Rejections are hard. Whether it’s an application to a university, matters of the heart, a job interview, or anything important, rejections are hard.
One such important event for anyone as an entrepreneur or founder of a company is investor rejection. The very fact that an investor rejection feels like a shock to your system. Sometimes you question the very faith with which you started your venture. You’d think it was all a waste of time. Sometimes you could go the opposite direction, where you completely ignore the rejection and do not care about it all.
After going through quite a few rejections, here’s my answer, you need to be more deliberate about it. Here’s a quick framework for investor rejection. Start by qualifying the rejection at various level
Idea: If it seemed like the investor didn’t agree upon the idea or premise of business then it needs to be explained better. It’s good to reflect feasibility, barriers to executing the idea e.g. I want to create a flying car, while a flying car may be feasible, the infrastructure behind it won’t easily work. However, things like this have been accomplished by the likes of Elon Musk, who did create a successful electric car company but remember he had many successes and the financial wherewithal to deal with it. There’s always going to be a question of are you the person to execute it? look at Pedigree for more on this.

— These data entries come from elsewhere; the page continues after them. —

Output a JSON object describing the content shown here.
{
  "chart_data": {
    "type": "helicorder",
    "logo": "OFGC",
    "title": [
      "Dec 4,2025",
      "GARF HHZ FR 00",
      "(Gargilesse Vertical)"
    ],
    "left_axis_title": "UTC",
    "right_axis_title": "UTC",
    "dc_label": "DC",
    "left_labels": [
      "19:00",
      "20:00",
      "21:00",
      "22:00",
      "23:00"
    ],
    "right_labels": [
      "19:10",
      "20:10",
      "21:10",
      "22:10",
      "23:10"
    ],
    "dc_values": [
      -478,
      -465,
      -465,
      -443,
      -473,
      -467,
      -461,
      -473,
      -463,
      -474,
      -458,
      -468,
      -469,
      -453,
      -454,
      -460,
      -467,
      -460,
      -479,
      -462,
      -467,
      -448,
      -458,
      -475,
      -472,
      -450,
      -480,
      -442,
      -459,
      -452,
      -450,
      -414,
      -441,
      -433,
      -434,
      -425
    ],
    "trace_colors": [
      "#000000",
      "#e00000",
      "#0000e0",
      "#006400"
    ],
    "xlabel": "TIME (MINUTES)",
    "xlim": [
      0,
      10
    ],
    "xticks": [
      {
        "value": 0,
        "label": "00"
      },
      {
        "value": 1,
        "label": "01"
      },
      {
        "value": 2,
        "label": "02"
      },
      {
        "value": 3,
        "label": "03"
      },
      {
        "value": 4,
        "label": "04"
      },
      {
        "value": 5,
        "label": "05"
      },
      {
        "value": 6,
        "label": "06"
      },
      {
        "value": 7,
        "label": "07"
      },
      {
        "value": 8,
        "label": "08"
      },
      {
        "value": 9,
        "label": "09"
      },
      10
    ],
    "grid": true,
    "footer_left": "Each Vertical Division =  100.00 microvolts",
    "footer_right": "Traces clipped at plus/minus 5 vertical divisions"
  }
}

Market size: A common reason for investor rejection. We will need to paint a full picture of how a business is going to be a billion-dollar business and worth their time. Paint a larger canvas of where all your product and idea could get to.
Competition: This is where most of the time we, the entrepreneurs are in denial. It’s absolutely critical we look at the competition and assess them dispassionately. Sometimes competition is overlapping, very broad, and sometimes specific. In some cases, it’s usually incumbency or inertia to the way of doing things. It’s important to call out differentiation.
Proof/traction: Traction trumps everything. So, you go with customer numbers that you can prove then you’re on the top of the pile. If you’re early stage, go with engagement numbers with early customers and early results.
Stage & focus area: Stage is one of those common missteps all entrepreneurs make, including me. We misjudge the stage of investment. Some people take bets early on when ideas are on the drawing board. Some do require some customer traction and proof. Some need a growth story. Needless to say do check out their focus areas e.g. Crypto/blockchain, Marketing, AI and enterprise are different categories. An investor who focuses on AI won’t necessarily take a bet on AI unless they have that in their portfolio.
Pedigree: You may have an unproven past or lack a track record of industry success. This is one of the reasons you could get rejected. The only reflection that I have here, building credibility through execution, showing your thought process, and getting more recognition. So, there’s a bunch of hard work involved here.
Investors don’t think it’s fun rejecting your idea. From their perspective they’re looking to make a case for a big win, we as entrepreneurs have to show them it’s with us they win.